Terror Victims Group Asks Oscars to Snub Israeli Films

Almagor believes documentaries nominated for Academy Award create ‘false impression’ of Israel’s character

The Times of Israel

2013-01-22


Co-director Emad Burnat with his five broken cameras. (photo credit: Kino Lorber)

The Almagor Terror Victims Association wrote to the Academy of Motion Picture Arts and Sciences and asked its members not to vote for two Israeli documentaries that have been nominated for Academy Awards.

Five Broken Cameras, a film dealing with the construction of the security barrier in the town of Bi’lin, and The Gatekeepers, in which six former heads of the Shin Bet security services were interviewed, were both this month nominated for the Oscar in the field of best feature-length documentary.

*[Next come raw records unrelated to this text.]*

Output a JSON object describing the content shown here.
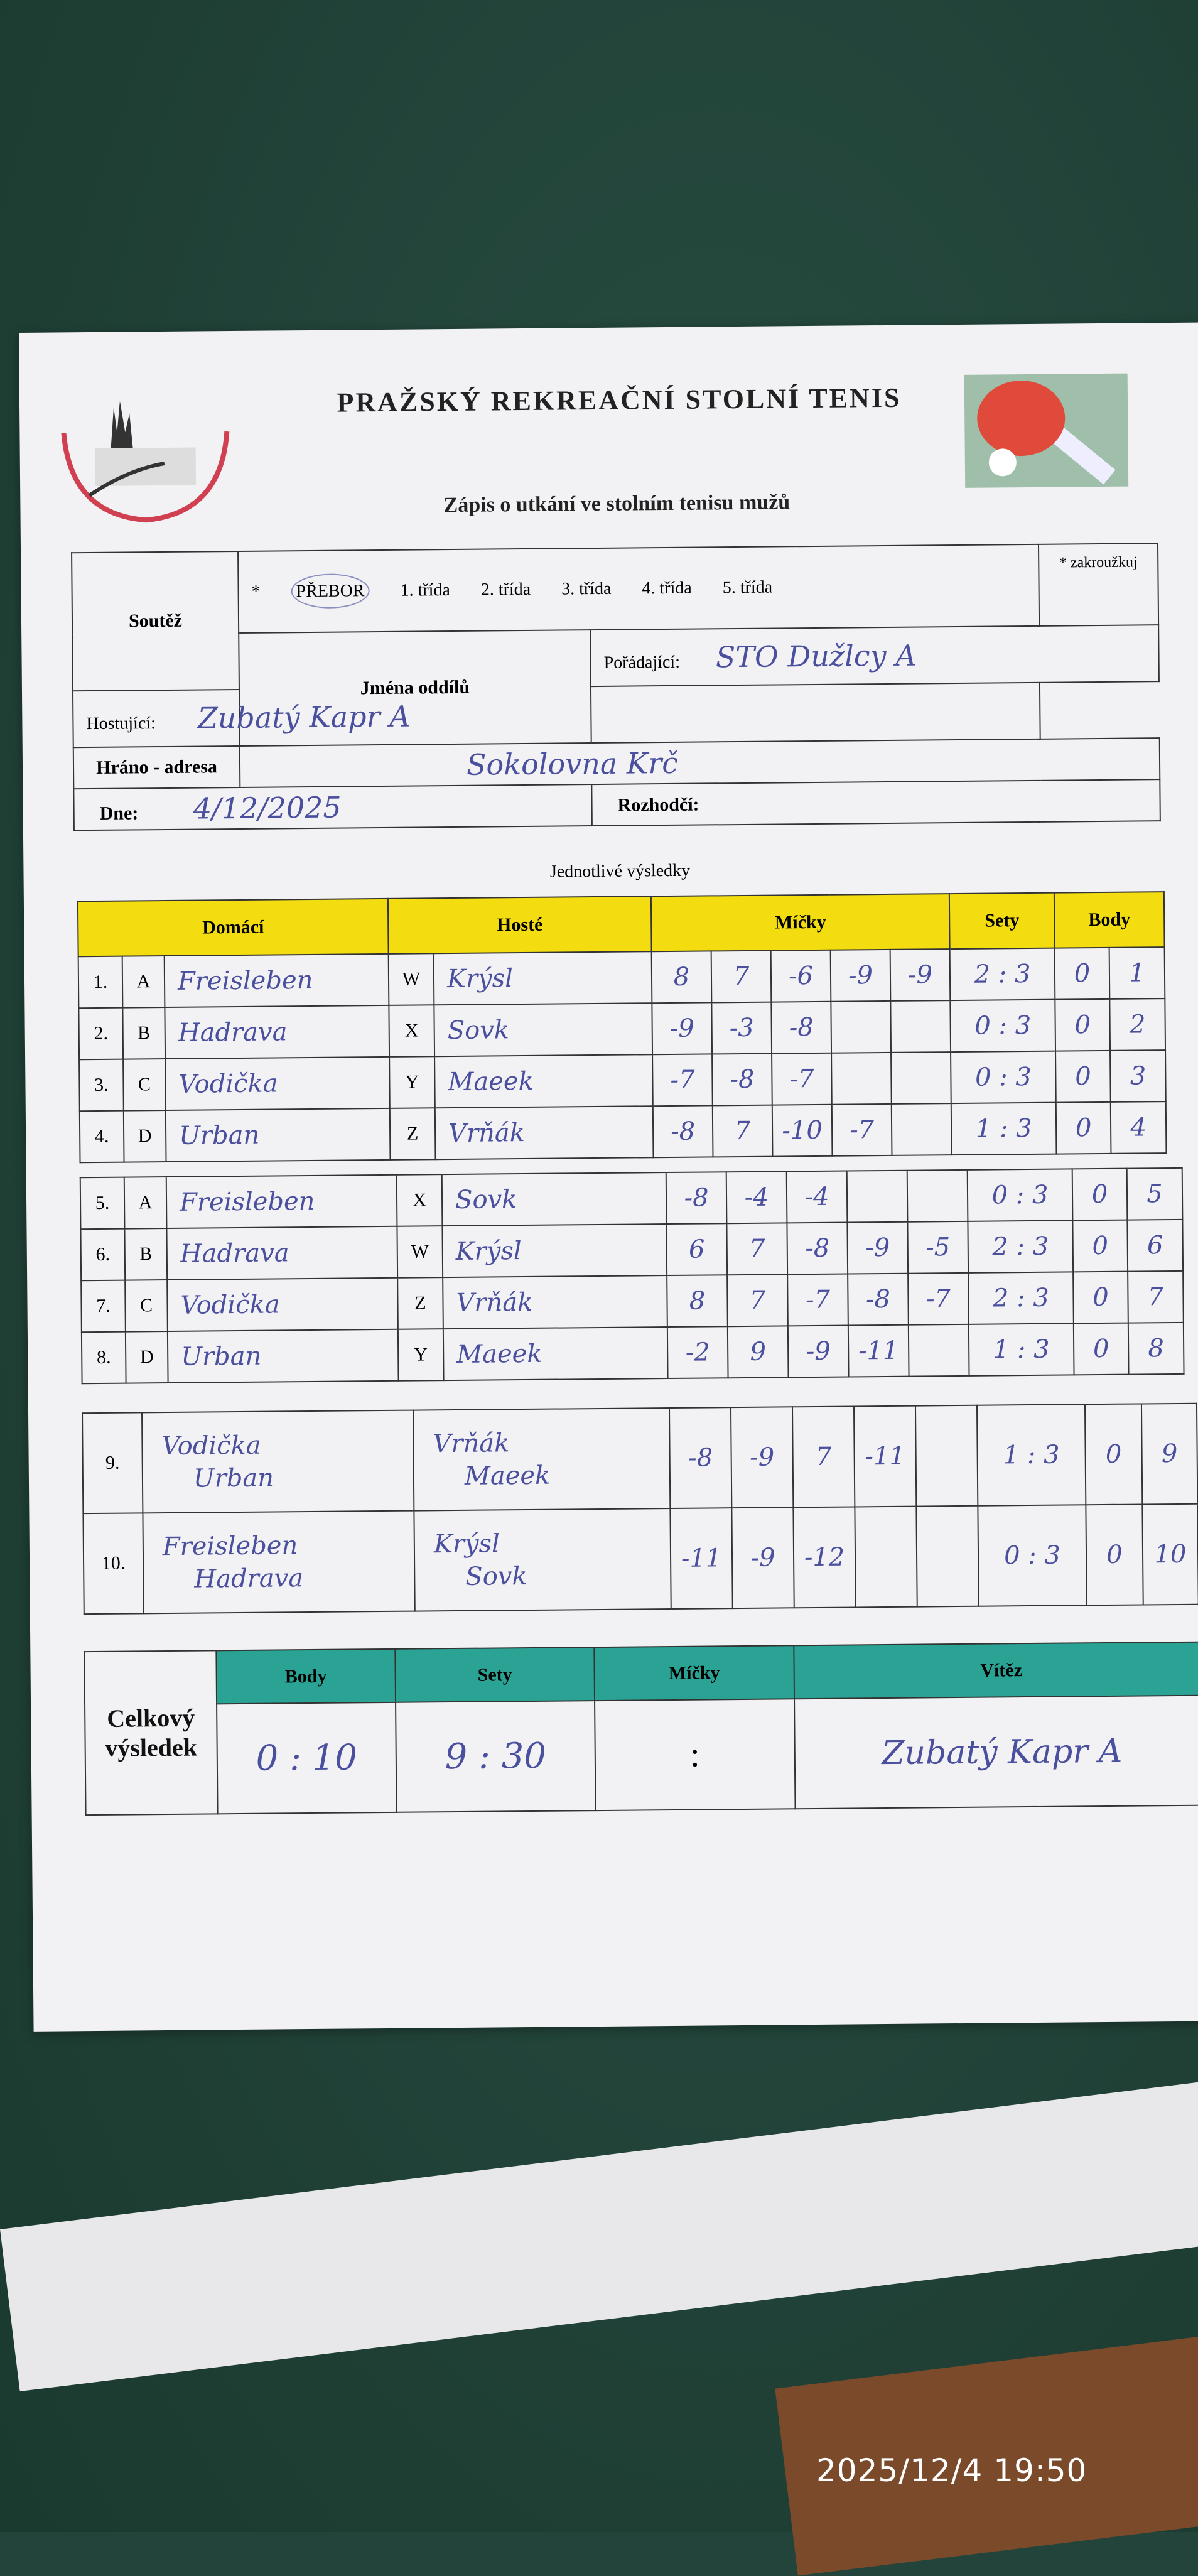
{
  "timestamp": "2025/12/4 19:50",
  "header": {
    "title": "PRAŽSKÝ REKREAČNÍ STOLNÍ TENIS",
    "subtitle": "Zápis o utkání ve stolním tenisu mužů",
    "logo_text": "PRAŽSKÝ REKREAČNÍ STOLNÍ TENIS"
  },
  "info": {
    "competition_label": "Soutěž",
    "star": "*",
    "competition_options": [
      "PŘEBOR",
      "1. třída",
      "2. třída",
      "3. třída",
      "4. třída",
      "5. třída"
    ],
    "selected_option": "PŘEBOR",
    "note": "* zakroužkuj",
    "teams_label": "Jména oddílů",
    "home_label": "Pořádající:",
    "home_value": "STO Dužlcy A",
    "guest_label": "Hostující:",
    "guest_value": "Zubatý Kapr A",
    "venue_label": "Hráno - adresa",
    "venue_value": "Sokolovna Krč",
    "date_label": "Dne:",
    "date_value": "4/12/2025",
    "referee_label": "Rozhodčí:",
    "referee_value": ""
  },
  "results": {
    "section_title": "Jednotlivé výsledky",
    "headers": {
      "home": "Domácí",
      "guest": "Hosté",
      "balls": "Míčky",
      "sets": "Sety",
      "points": "Body"
    },
    "singles": [
      {
        "no": "1.",
        "hl": "A",
        "home": "Freisleben",
        "gl": "W",
        "guest": "Krýsl",
        "balls": [
          "8",
          "7",
          "-6",
          "-9",
          "-9"
        ],
        "sets": "2 : 3",
        "ph": "0",
        "pg": "1"
      },
      {
        "no": "2.",
        "hl": "B",
        "home": "Hadrava",
        "gl": "X",
        "guest": "Sovk",
        "balls": [
          "-9",
          "-3",
          "-8",
          "",
          ""
        ],
        "sets": "0 : 3",
        "ph": "0",
        "pg": "2"
      },
      {
        "no": "3.",
        "hl": "C",
        "home": "Vodička",
        "gl": "Y",
        "guest": "Maeek",
        "balls": [
          "-7",
          "-8",
          "-7",
          "",
          ""
        ],
        "sets": "0 : 3",
        "ph": "0",
        "pg": "3"
      },
      {
        "no": "4.",
        "hl": "D",
        "home": "Urban",
        "gl": "Z",
        "guest": "Vrňák",
        "balls": [
          "-8",
          "7",
          "-10",
          "-7",
          ""
        ],
        "sets": "1 : 3",
        "ph": "0",
        "pg": "4"
      },
      {
        "no": "5.",
        "hl": "A",
        "home": "Freisleben",
        "gl": "X",
        "guest": "Sovk",
        "balls": [
          "-8",
          "-4",
          "-4",
          "",
          ""
        ],
        "sets": "0 : 3",
        "ph": "0",
        "pg": "5"
      },
      {
        "no": "6.",
        "hl": "B",
        "home": "Hadrava",
        "gl": "W",
        "guest": "Krýsl",
        "balls": [
          "6",
          "7",
          "-8",
          "-9",
          "-5"
        ],
        "sets": "2 : 3",
        "ph": "0",
        "pg": "6"
      },
      {
        "no": "7.",
        "hl": "C",
        "home": "Vodička",
        "gl": "Z",
        "guest": "Vrňák",
        "balls": [
          "8",
          "7",
          "-7",
          "-8",
          "-7"
        ],
        "sets": "2 : 3",
        "ph": "0",
        "pg": "7"
      },
      {
        "no": "8.",
        "hl": "D",
        "home": "Urban",
        "gl": "Y",
        "guest": "Maeek",
        "balls": [
          "-2",
          "9",
          "-9",
          "-11",
          ""
        ],
        "sets": "1 : 3",
        "ph": "0",
        "pg": "8"
      }
    ],
    "doubles": [
      {
        "no": "9.",
        "home1": "Vodička",
        "home2": "Urban",
        "guest1": "Vrňák",
        "guest2": "Maeek",
        "balls": [
          "-8",
          "-9",
          "7",
          "-11",
          ""
        ],
        "sets": "1 : 3",
        "ph": "0",
        "pg": "9"
      },
      {
        "no": "10.",
        "home1": "Freisleben",
        "home2": "Hadrava",
        "guest1": "Krýsl",
        "guest2": "Sovk",
        "balls": [
          "-11",
          "-9",
          "-12",
          "",
          ""
        ],
        "sets": "0 : 3",
        "ph": "0",
        "pg": "10"
      }
    ]
  },
  "totals": {
    "label": "Celkový výsledek",
    "headers": {
      "points": "Body",
      "sets": "Sety",
      "balls": "Míčky",
      "winner": "Vítěz"
    },
    "points": "0 : 10",
    "sets": "9 : 30",
    "balls": ":",
    "winner": "Zubatý Kapr A"
  },
  "colors": {
    "yellow_header": "#f3dd10",
    "teal_header": "#2aa394",
    "ink": "#4a4f9e",
    "background": "#22443a"
  }
}
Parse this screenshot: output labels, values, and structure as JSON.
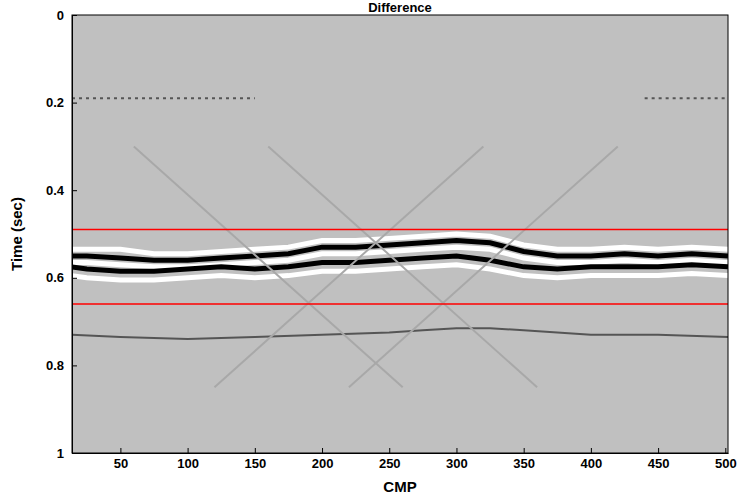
{
  "chart_data": {
    "type": "line",
    "title": "Difference",
    "x_label": "CMP",
    "y_label": "Time (sec)",
    "xlim": [
      14,
      502
    ],
    "ylim": [
      0,
      1
    ],
    "xticks": [
      50,
      100,
      150,
      200,
      250,
      300,
      350,
      400,
      450,
      500
    ],
    "yticks": [
      0,
      0.2,
      0.4,
      0.6,
      0.8,
      1
    ],
    "grid": false,
    "series": [
      {
        "color": "#ffffff",
        "line_style": "solid",
        "x": [
          14,
          25,
          50,
          75,
          100,
          125,
          150,
          175,
          200,
          225,
          250,
          275,
          300,
          325,
          350,
          375,
          400,
          425,
          450,
          475,
          502
        ],
        "values": [
          0.535,
          0.535,
          0.535,
          0.545,
          0.545,
          0.54,
          0.535,
          0.53,
          0.515,
          0.515,
          0.51,
          0.505,
          0.5,
          0.505,
          0.525,
          0.535,
          0.535,
          0.53,
          0.535,
          0.53,
          0.535
        ]
      },
      {
        "color": "#000000",
        "line_style": "solid",
        "x": [
          14,
          25,
          50,
          75,
          100,
          125,
          150,
          175,
          200,
          225,
          250,
          275,
          300,
          325,
          350,
          375,
          400,
          425,
          450,
          475,
          502
        ],
        "values": [
          0.55,
          0.55,
          0.555,
          0.56,
          0.56,
          0.555,
          0.55,
          0.545,
          0.53,
          0.53,
          0.525,
          0.52,
          0.515,
          0.52,
          0.54,
          0.55,
          0.55,
          0.545,
          0.55,
          0.545,
          0.55
        ]
      },
      {
        "color": "#ffffff",
        "line_style": "solid",
        "x": [
          14,
          25,
          50,
          75,
          100,
          125,
          150,
          175,
          200,
          225,
          250,
          275,
          300,
          325,
          350,
          375,
          400,
          425,
          450,
          475,
          502
        ],
        "values": [
          0.565,
          0.565,
          0.57,
          0.575,
          0.575,
          0.57,
          0.565,
          0.56,
          0.545,
          0.545,
          0.54,
          0.535,
          0.53,
          0.535,
          0.555,
          0.565,
          0.565,
          0.56,
          0.565,
          0.56,
          0.565
        ]
      },
      {
        "color": "#000000",
        "line_style": "solid",
        "x": [
          14,
          25,
          50,
          75,
          100,
          125,
          150,
          175,
          200,
          225,
          250,
          275,
          300,
          325,
          350,
          375,
          400,
          425,
          450,
          475,
          502
        ],
        "values": [
          0.575,
          0.58,
          0.585,
          0.585,
          0.58,
          0.575,
          0.58,
          0.575,
          0.565,
          0.565,
          0.56,
          0.555,
          0.55,
          0.56,
          0.575,
          0.58,
          0.575,
          0.575,
          0.575,
          0.57,
          0.575
        ]
      },
      {
        "color": "#ffffff",
        "line_style": "solid",
        "x": [
          14,
          25,
          50,
          75,
          100,
          125,
          150,
          175,
          200,
          225,
          250,
          275,
          300,
          325,
          350,
          375,
          400,
          425,
          450,
          475,
          502
        ],
        "values": [
          0.595,
          0.6,
          0.605,
          0.605,
          0.6,
          0.595,
          0.6,
          0.595,
          0.585,
          0.585,
          0.58,
          0.575,
          0.57,
          0.58,
          0.595,
          0.6,
          0.595,
          0.595,
          0.595,
          0.59,
          0.595
        ]
      },
      {
        "color": "#555555",
        "line_style": "solid",
        "x": [
          14,
          50,
          100,
          150,
          200,
          250,
          275,
          300,
          325,
          350,
          400,
          450,
          502
        ],
        "values": [
          0.73,
          0.735,
          0.74,
          0.735,
          0.73,
          0.725,
          0.72,
          0.715,
          0.715,
          0.72,
          0.73,
          0.73,
          0.735
        ]
      },
      {
        "color": "#555555",
        "line_style": "dashed",
        "x": [
          14,
          50,
          100,
          150,
          200,
          300,
          440,
          470,
          502
        ],
        "values": [
          0.19,
          0.19,
          0.19,
          0.19,
          null,
          null,
          0.19,
          0.19,
          0.19
        ]
      },
      {
        "color": "#a8a8a8",
        "line_style": "solid",
        "x": [
          120,
          320
        ],
        "values": [
          0.85,
          0.3
        ]
      },
      {
        "color": "#a8a8a8",
        "line_style": "solid",
        "x": [
          160,
          360
        ],
        "values": [
          0.3,
          0.85
        ]
      },
      {
        "color": "#a8a8a8",
        "line_style": "solid",
        "x": [
          220,
          420
        ],
        "values": [
          0.85,
          0.3
        ]
      },
      {
        "color": "#a8a8a8",
        "line_style": "solid",
        "x": [
          60,
          260
        ],
        "values": [
          0.3,
          0.85
        ]
      },
      {
        "color": "#ff0000",
        "line_style": "solid",
        "x": [
          14,
          502
        ],
        "values": [
          0.49,
          0.49
        ]
      },
      {
        "color": "#ff0000",
        "line_style": "solid",
        "x": [
          14,
          502
        ],
        "values": [
          0.66,
          0.66
        ]
      }
    ]
  }
}
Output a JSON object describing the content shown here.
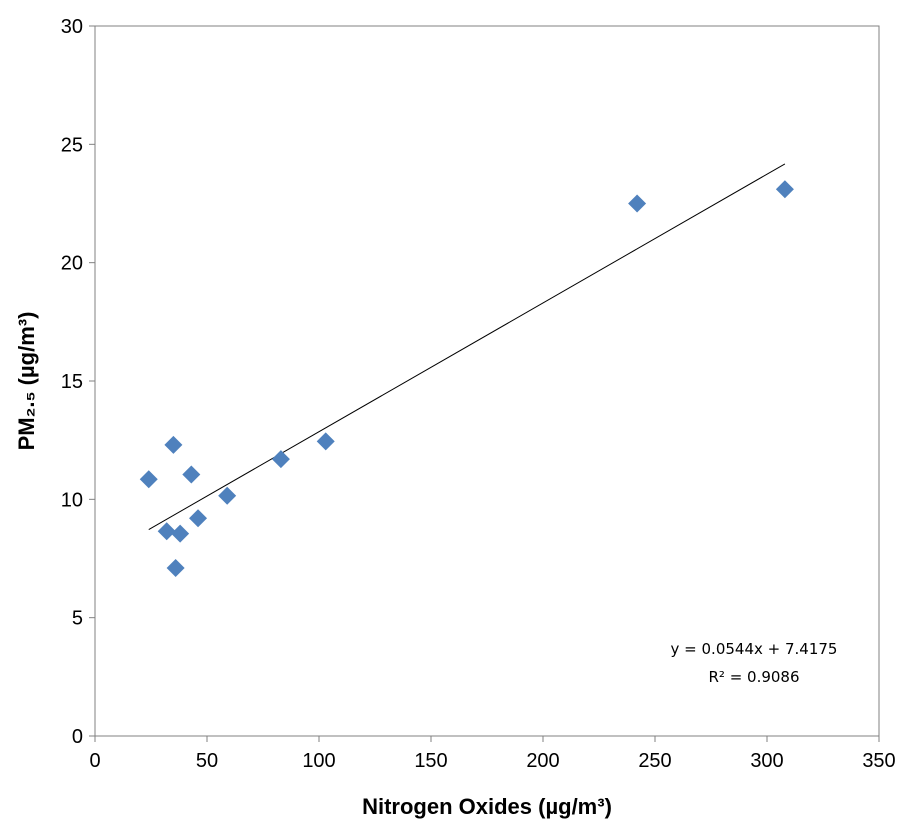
{
  "chart_data": {
    "type": "scatter",
    "title": "",
    "xlabel": "Nitrogen Oxides (µg/m³)",
    "ylabel": "PM₂.₅ (µg/m³)",
    "xlim": [
      0,
      350
    ],
    "ylim": [
      0,
      30
    ],
    "xticks": [
      0,
      50,
      100,
      150,
      200,
      250,
      300,
      350
    ],
    "yticks": [
      0,
      5,
      10,
      15,
      20,
      25,
      30
    ],
    "grid": false,
    "legend": "none",
    "marker": "diamond",
    "marker_color": "#4F81BD",
    "series": [
      {
        "x": [
          24,
          32,
          35,
          36,
          38,
          43,
          46,
          59,
          83,
          103,
          242,
          308
        ],
        "y": [
          10.85,
          8.65,
          12.3,
          7.1,
          8.55,
          11.05,
          9.2,
          10.15,
          11.7,
          12.45,
          22.5,
          23.1
        ]
      }
    ],
    "trendline": {
      "type": "linear",
      "slope": 0.0544,
      "intercept": 7.4175,
      "x_range": [
        24,
        308
      ],
      "equation": "y = 0.0544x + 7.4175",
      "r2_label": "R² = 0.9086"
    }
  }
}
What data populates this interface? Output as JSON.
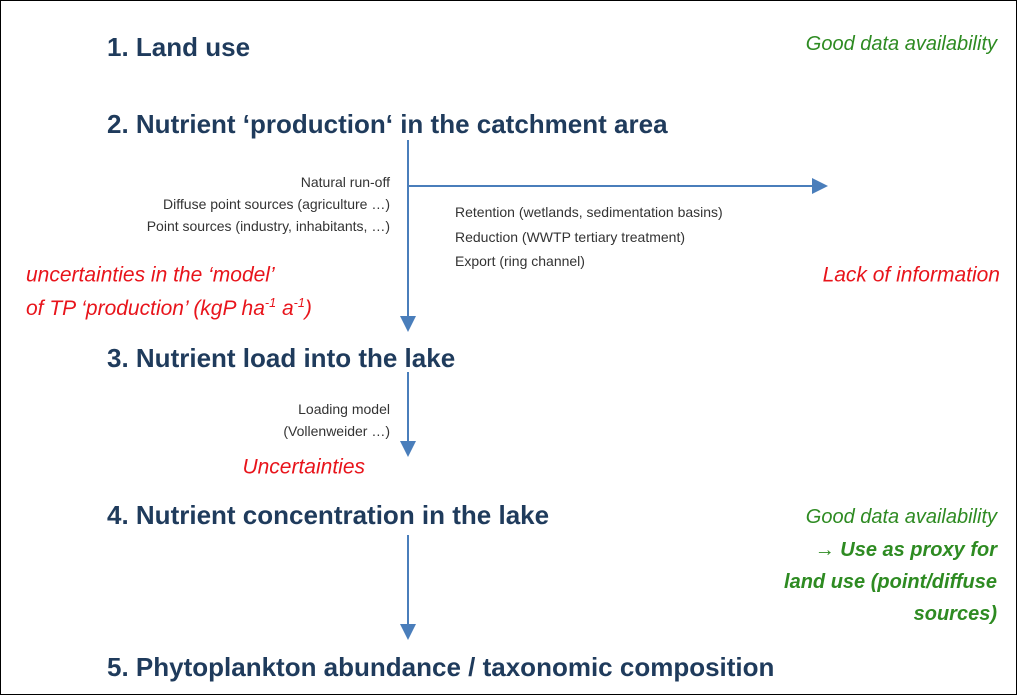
{
  "headings": [
    "1. Land use",
    "2. Nutrient ‘production‘ in the catchment area",
    "3. Nutrient load into the lake",
    "4. Nutrient concentration in the lake",
    "5. Phytoplankton abundance / taxonomic composition"
  ],
  "land_use_note": "Good data availability",
  "sources": [
    "Natural run-off",
    "Diffuse point sources (agriculture …)",
    "Point sources (industry, inhabitants, …)"
  ],
  "losses": [
    "Retention (wetlands, sedimentation basins)",
    "Reduction (WWTP tertiary treatment)",
    "Export (ring channel)"
  ],
  "model_uncertainty": {
    "line1": "uncertainties in the ‘model’",
    "line2": "of TP ‘production’ (kgP ha",
    "sup1": "-1",
    "mid": " a",
    "sup2": "-1",
    "end": ")"
  },
  "lack_note": "Lack of information",
  "loading": [
    "Loading model",
    "(Vollenweider …)"
  ],
  "loading_uncertainty": "Uncertainties",
  "concentration_note": {
    "line1": "Good data availability",
    "arrow": "→",
    "line2": " Use as proxy for",
    "line3": "land use (point/diffuse",
    "line4": "sources)"
  }
}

Five Broken Cameras was directed by Palestinian Emad Burnat and Israeli Guy Davidi and The Gatekeepers by Dror Moreh. Moreh recently spoke with the Times of Israel about how he was able to secure interviews with the five security chiefs. Davidi discussed his desire for his film to be widely seen by Israeli youngsters.

Almagor wrote in a January 11, letter, signed by organization CEO Lt. Col. (ret.) Meir Indor and Chairman Dr. Aryeh Bachrach, that the two films “create a false impression of the character of the State of Israel and are in point of fact political films whose messages are identified very specifically with the far left of the political spectrum.”

Almagor’s website states that “Israeli society has a duty to support the victims of terror, and we work constantly to lessen their burden.” The group acts through information campaigns, legal action and social media.

The letter also took aim at the political views of one of the film’s creators and one of its subjects. “Were you aware that the creator of The Gatekeepers published last weekend an interview with Yuval Diskin, one of the former Shin Bet heads, in an article in Yediot Aharonot containing personal attacks on the prime minister and defense minister of Israel for ostensibly inappropriate behavior?” asked the letter.

“After carefully reviewing the comments by Diskin, one of the film’s stars who come out exaggeratedly and with unhidden enmity against [Prime Minister] Netanyahu and [Defense Minister] Barak, we reached the conclusion that his comments were intended to boost what he would say in the second part of the interview: a political attack on Israel’s direction in security-related matters, coming as part of the political campaign accompanying elections, as interviewee Yuval Diskin hints himself,” the letter asserted.

The letter concluded that awarding an Oscar would give legitimacy to “a political film attacking the current Israeli policy of remaining in Judea and Samaria (the West Bank) for historical and security reasons,” in the case of The Gatekeepers. In the case of Five Broken Cameras, it said, an Oscar would be awarding “an incitement film that demonizes that soldiers of the Israel Defense Forces and contains anti-Semitic elements.”